It took a lot for Stevie Nicks to branch out on her own. The singer had long been a shining star as part of Fleetwood Mac, but it was one record that really shot her into the stratosphere. In 1981, Stevie Nicks released ‘Leather and Lace’, the second single from her solo debut album Bella Donna to confirm herself as a solo juggernaut. It was an album that marked out Nicks as a star in her own right and out of Fleetwood Mac’s shadow.
The song, which Nicks had originally written for Waylon Jennings and Jessi Colter’s duet album Leather and Lace before they decided against using it, prompted Nicks to recruit Eagles singer, and then-boyfriend, Don Henley for an extraordinary duet of the track. The track’s creation was equally gilded in rock ‘n’ roll royal gold, as the rare footage below shows.

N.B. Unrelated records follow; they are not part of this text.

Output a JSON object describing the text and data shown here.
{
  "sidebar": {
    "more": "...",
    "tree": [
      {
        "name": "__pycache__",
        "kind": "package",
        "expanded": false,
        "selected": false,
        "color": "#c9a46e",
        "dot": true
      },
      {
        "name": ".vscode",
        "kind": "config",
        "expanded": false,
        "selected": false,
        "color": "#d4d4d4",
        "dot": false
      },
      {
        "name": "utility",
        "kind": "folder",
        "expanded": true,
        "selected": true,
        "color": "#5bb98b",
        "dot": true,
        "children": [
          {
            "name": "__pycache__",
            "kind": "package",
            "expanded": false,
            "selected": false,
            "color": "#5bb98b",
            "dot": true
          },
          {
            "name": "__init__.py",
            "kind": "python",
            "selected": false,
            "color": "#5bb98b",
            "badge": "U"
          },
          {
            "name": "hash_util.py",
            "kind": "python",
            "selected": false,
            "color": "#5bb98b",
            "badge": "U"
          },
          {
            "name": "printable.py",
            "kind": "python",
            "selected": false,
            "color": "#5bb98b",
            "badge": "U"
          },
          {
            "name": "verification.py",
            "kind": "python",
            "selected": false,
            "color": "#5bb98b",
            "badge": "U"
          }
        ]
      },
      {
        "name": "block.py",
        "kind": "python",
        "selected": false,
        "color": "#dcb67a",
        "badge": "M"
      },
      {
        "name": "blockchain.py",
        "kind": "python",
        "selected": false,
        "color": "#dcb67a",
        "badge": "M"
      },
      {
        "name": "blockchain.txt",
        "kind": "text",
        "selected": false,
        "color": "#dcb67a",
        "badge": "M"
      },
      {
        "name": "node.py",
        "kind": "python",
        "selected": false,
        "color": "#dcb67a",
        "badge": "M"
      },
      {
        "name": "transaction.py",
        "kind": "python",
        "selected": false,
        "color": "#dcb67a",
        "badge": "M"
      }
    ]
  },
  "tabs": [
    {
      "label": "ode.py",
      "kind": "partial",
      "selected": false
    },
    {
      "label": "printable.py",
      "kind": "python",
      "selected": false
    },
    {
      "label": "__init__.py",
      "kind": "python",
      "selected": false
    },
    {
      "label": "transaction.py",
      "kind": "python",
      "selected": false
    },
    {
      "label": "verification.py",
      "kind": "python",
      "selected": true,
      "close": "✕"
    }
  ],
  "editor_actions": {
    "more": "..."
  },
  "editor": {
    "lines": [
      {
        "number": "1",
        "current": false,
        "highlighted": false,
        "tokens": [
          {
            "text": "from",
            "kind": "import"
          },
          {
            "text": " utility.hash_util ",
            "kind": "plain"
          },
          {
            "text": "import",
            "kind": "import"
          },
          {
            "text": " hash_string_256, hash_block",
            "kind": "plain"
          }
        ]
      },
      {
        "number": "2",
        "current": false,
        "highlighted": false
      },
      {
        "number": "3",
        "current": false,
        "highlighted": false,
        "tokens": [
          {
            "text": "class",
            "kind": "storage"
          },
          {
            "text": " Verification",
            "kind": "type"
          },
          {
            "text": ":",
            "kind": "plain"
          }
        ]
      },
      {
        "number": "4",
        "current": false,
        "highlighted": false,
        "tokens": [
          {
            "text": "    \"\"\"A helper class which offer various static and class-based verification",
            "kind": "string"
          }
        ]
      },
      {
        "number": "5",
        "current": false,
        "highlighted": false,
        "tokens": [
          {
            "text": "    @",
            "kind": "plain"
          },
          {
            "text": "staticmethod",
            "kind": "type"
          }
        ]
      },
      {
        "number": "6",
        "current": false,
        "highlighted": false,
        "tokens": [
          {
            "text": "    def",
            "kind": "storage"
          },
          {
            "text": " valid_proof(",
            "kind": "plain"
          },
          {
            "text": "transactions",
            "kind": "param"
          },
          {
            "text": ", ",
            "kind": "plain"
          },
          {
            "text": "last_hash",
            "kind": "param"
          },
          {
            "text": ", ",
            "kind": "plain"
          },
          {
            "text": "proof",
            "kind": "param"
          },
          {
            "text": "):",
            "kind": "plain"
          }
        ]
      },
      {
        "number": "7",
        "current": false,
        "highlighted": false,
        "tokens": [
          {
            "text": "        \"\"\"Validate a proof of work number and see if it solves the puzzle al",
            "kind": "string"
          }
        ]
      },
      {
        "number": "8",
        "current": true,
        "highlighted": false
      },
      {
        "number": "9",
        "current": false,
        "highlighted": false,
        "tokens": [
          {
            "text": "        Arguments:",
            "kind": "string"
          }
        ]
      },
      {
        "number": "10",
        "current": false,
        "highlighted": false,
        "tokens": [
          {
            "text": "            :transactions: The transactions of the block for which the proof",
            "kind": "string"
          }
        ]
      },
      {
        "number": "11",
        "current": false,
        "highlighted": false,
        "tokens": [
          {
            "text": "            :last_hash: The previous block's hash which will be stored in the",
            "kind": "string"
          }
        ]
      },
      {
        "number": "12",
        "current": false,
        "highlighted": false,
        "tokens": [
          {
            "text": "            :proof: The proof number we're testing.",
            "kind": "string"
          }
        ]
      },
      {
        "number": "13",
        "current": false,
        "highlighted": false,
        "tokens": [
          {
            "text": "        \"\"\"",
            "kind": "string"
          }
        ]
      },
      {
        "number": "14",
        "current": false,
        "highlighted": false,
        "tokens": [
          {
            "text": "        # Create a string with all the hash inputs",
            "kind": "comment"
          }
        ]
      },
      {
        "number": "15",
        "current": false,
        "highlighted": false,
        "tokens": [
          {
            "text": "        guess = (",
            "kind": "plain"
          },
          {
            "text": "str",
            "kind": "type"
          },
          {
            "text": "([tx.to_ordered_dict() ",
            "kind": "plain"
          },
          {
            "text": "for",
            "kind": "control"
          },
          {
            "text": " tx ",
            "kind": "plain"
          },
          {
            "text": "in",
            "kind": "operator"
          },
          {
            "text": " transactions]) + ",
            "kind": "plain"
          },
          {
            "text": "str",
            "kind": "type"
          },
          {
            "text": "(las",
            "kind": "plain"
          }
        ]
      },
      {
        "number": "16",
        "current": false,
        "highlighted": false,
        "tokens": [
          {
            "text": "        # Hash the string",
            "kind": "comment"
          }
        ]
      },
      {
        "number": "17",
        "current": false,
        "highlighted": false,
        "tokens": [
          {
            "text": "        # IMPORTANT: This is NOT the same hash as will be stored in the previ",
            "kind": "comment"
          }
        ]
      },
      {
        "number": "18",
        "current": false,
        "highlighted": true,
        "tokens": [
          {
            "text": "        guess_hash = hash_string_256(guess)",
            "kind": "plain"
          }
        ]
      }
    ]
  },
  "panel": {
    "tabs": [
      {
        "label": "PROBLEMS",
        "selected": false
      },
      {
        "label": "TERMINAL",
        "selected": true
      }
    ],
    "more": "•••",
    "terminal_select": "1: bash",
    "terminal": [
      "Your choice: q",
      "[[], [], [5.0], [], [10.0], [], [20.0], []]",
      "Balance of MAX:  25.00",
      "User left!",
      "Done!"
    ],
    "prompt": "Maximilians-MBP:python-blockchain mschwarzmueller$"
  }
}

The rendition of the song, built out of emotion as much of Nicks’ work, came when Nicks’ romantic relationship with Henley was heavily documented and the central theme of rock tabloids. The duo attempted to propel their solo careers to new heights away from their respected bands, and the extra publicity was welcomed.
After an intense songwriting session that had tensions running high, Nicks was growing increasingly frustrated at the lack of progress despite Henley’s best efforts who was attempting to match Nicks’ driving ambition. After batting around different ideas, the pair subsequently settled on a duet version of the song, which would be a heavily romantic single on Nicks’ record-breaking album Bella Donna.

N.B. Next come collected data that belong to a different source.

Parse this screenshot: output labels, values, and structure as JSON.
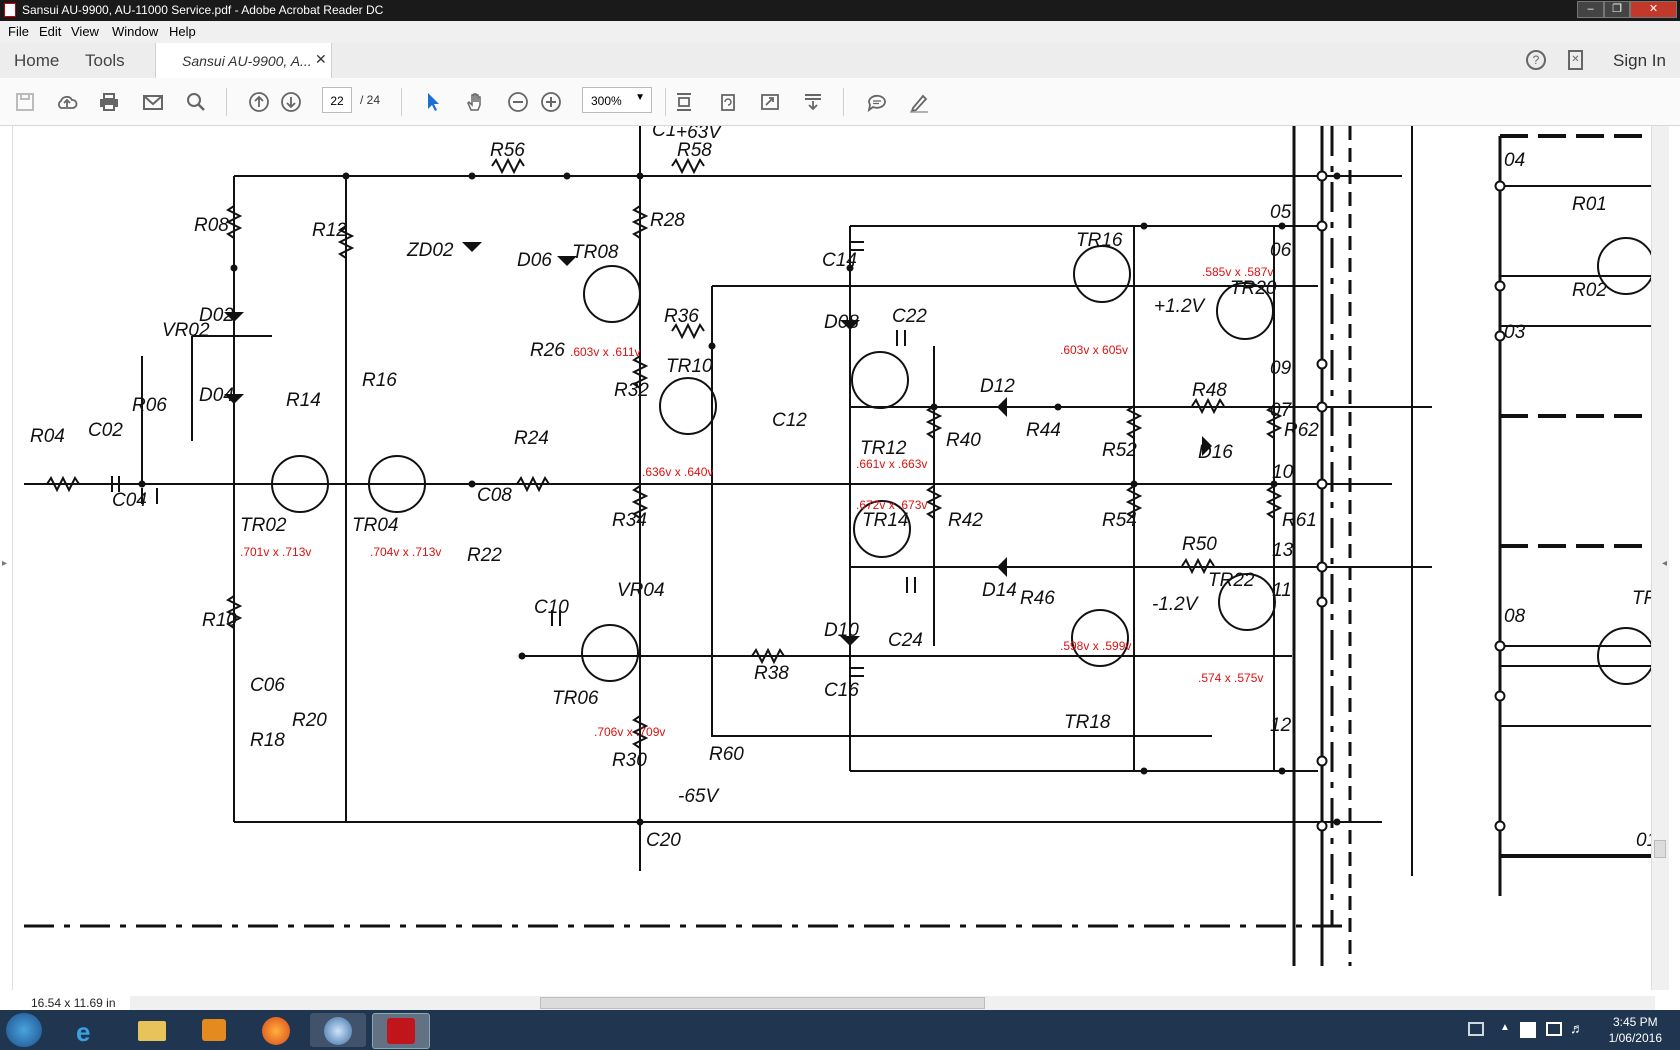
{
  "window": {
    "title": "Sansui AU-9900, AU-11000 Service.pdf - Adobe Acrobat Reader DC"
  },
  "menu": [
    "File",
    "Edit",
    "View",
    "Window",
    "Help"
  ],
  "nav": {
    "home": "Home",
    "tools": "Tools",
    "doc_tab": "Sansui AU-9900, A...",
    "sign_in": "Sign In"
  },
  "toolbar": {
    "page_current": "22",
    "page_total": "/ 24",
    "zoom": "300%"
  },
  "status": {
    "page_size": "16.54 x 11.69 in"
  },
  "clock": {
    "time": "3:45 PM",
    "date": "1/06/2016"
  },
  "schematic": {
    "labels": [
      "R04",
      "C02",
      "C04",
      "R06",
      "VR02",
      "R08",
      "D02",
      "D04",
      "R10",
      "R18",
      "C06",
      "R20",
      "R14",
      "R12",
      "R16",
      "TR02",
      "TR04",
      "ZD02",
      "R22",
      "C08",
      "R24",
      "R56",
      "D06",
      "R26",
      "TR08",
      "R28",
      "+63V",
      "C1",
      "R58",
      "R36",
      "R32",
      "TR10",
      "C12",
      "R34",
      "VR04",
      "C10",
      "TR06",
      "R30",
      "C20",
      "R60",
      "-65V",
      "R38",
      "C14",
      "D08",
      "C22",
      "TR12",
      "R40",
      "D12",
      "R44",
      "R42",
      "TR14",
      "D14",
      "R46",
      "C24",
      "D10",
      "C16",
      "TR16",
      "+1.2V",
      "TR20",
      "R48",
      "D16",
      "R52",
      "R62",
      "R54",
      "R50",
      "R61",
      "-1.2V",
      "TR22",
      "TR18",
      "05",
      "06",
      "09",
      "07",
      "10",
      "13",
      "11",
      "12",
      "04",
      "03",
      "08",
      "01",
      "R01",
      "R02",
      "TR"
    ],
    "voltages": [
      ".701v x .713v",
      ".704v x .713v",
      ".603v x .611v",
      ".636v x .640v",
      ".706v x .709v",
      ".661v x .663v",
      ".672v x .673v",
      ".603v x 605v",
      ".585v x .587v",
      ".598v x .599v",
      ".574 x .575v"
    ]
  }
}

Heading into the studio, Henley laid down his version of the song first and disappeared to work on his own solo material. Following that, Nicks entered the booth to lay down her vocals, delicately working her own sound alongside the track.
Below, enjoy the footage of Nicks in action as she swirls like the spectral musical phenomenon she was. Capturing not only the intensity of the song but also the spirit of Nicks herself. It’s a rare piece of footage that should be watched again and again.

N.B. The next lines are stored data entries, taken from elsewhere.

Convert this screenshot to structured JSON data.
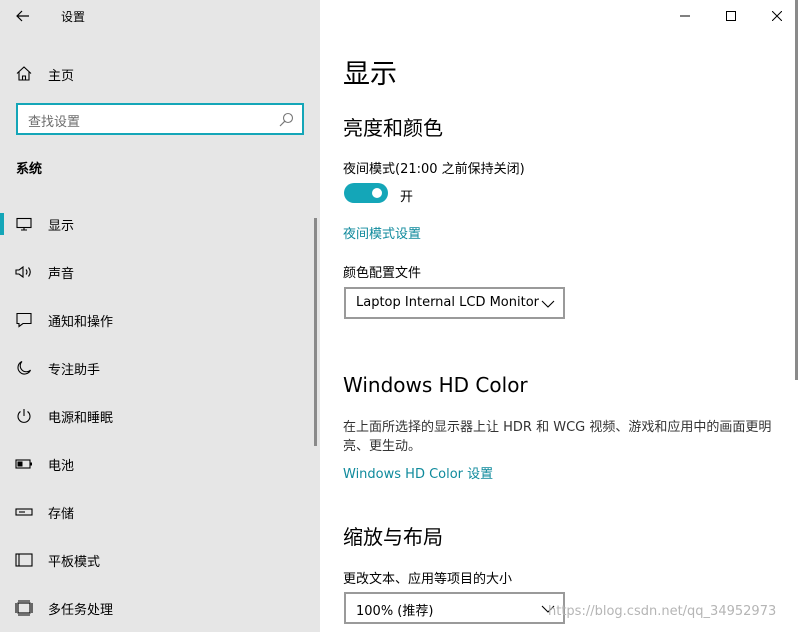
{
  "window": {
    "title": "设置",
    "controls": [
      "minimize",
      "maximize",
      "close"
    ]
  },
  "sidebar": {
    "home_label": "主页",
    "search_placeholder": "查找设置",
    "section_title": "系统",
    "items": [
      {
        "label": "显示",
        "icon": "monitor-icon",
        "active": true
      },
      {
        "label": "声音",
        "icon": "speaker-icon"
      },
      {
        "label": "通知和操作",
        "icon": "notification-icon"
      },
      {
        "label": "专注助手",
        "icon": "moon-icon"
      },
      {
        "label": "电源和睡眠",
        "icon": "power-icon"
      },
      {
        "label": "电池",
        "icon": "battery-icon"
      },
      {
        "label": "存储",
        "icon": "storage-icon"
      },
      {
        "label": "平板模式",
        "icon": "tablet-icon"
      },
      {
        "label": "多任务处理",
        "icon": "multitask-icon"
      }
    ]
  },
  "main": {
    "title": "显示",
    "brightness": {
      "heading": "亮度和颜色",
      "night_light_label": "夜间模式(21:00 之前保持关闭)",
      "toggle_state": "开",
      "night_light_link": "夜间模式设置",
      "color_profile_label": "颜色配置文件",
      "color_profile_value": "Laptop Internal LCD Monitor"
    },
    "hdr": {
      "heading": "Windows HD Color",
      "description": "在上面所选择的显示器上让 HDR 和 WCG 视频、游戏和应用中的画面更明亮、更生动。",
      "link": "Windows HD Color 设置"
    },
    "scale": {
      "heading": "缩放与布局",
      "label": "更改文本、应用等项目的大小",
      "value": "100% (推荐)"
    }
  },
  "watermark": "https://blog.csdn.net/qq_34952973",
  "colors": {
    "accent": "#14a6b8",
    "link": "#0f8a9c",
    "sidebar_bg": "#e6e6e6"
  }
}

Bella Donna, which spent nearly three years on the Billboard 200 between 1981 and 1984, is Nicks’ best-selling album to date and has been included in the “Greatest of All Time Billboard 200 Albums” chart, still highly revered to this day. After collaborating with Henley, Nicks would also include ‘Stop Draggin’ My Heart Around’, a song she worked on with Tom Petty and the Heartbreakers.
During Nicks’ show at the Covelli Centre in Youngstown on September 15 2017, she discussed the making of her 1981 solo album, Bella Donna. Nicks detailed her visit to Atlantic Records’ then-president Doug Morris and made her pitch for the record: “So, listen, what I’d really like to do is be in Tom Petty and the Heartbreakers’ band. He says, ‘No. That’s not going to happen.’” Nicks smiled, and relayed Morris’ next comment to her: “You obviously haven’t heard Tom Petty’s mantra: ‘No girls allowed.’”
Of course, the pair would work together and share many a great time in their career. Following Petty’s tragic death aged just 66 in 2017, Nicks sat down with Rolling Stone and revealed the life-changing stern advice he handed her back in 1994. The Fleetwood Mac member was going through a turbulent period both personally and professionally following a stint in rehab; she had run into an old flame that had left her shaken to her core and asked Petty to help her create art of this less than pleasant experience.
Nicks recalled: “I asked Tom if he would help me write a song. And he said, “No. You are one of the premier songwriters of all time. You don’t need me to write a song for you.” He said, “Just go to your piano and write a good song. You can do that.”
Following a short national tour in support of the album, Nicks would later release a live performance of ‘Leather And Lace’ which she used as a video promo for the single release. Interestingly though, Nicks decided to use the solo version and did not feature Don Henley.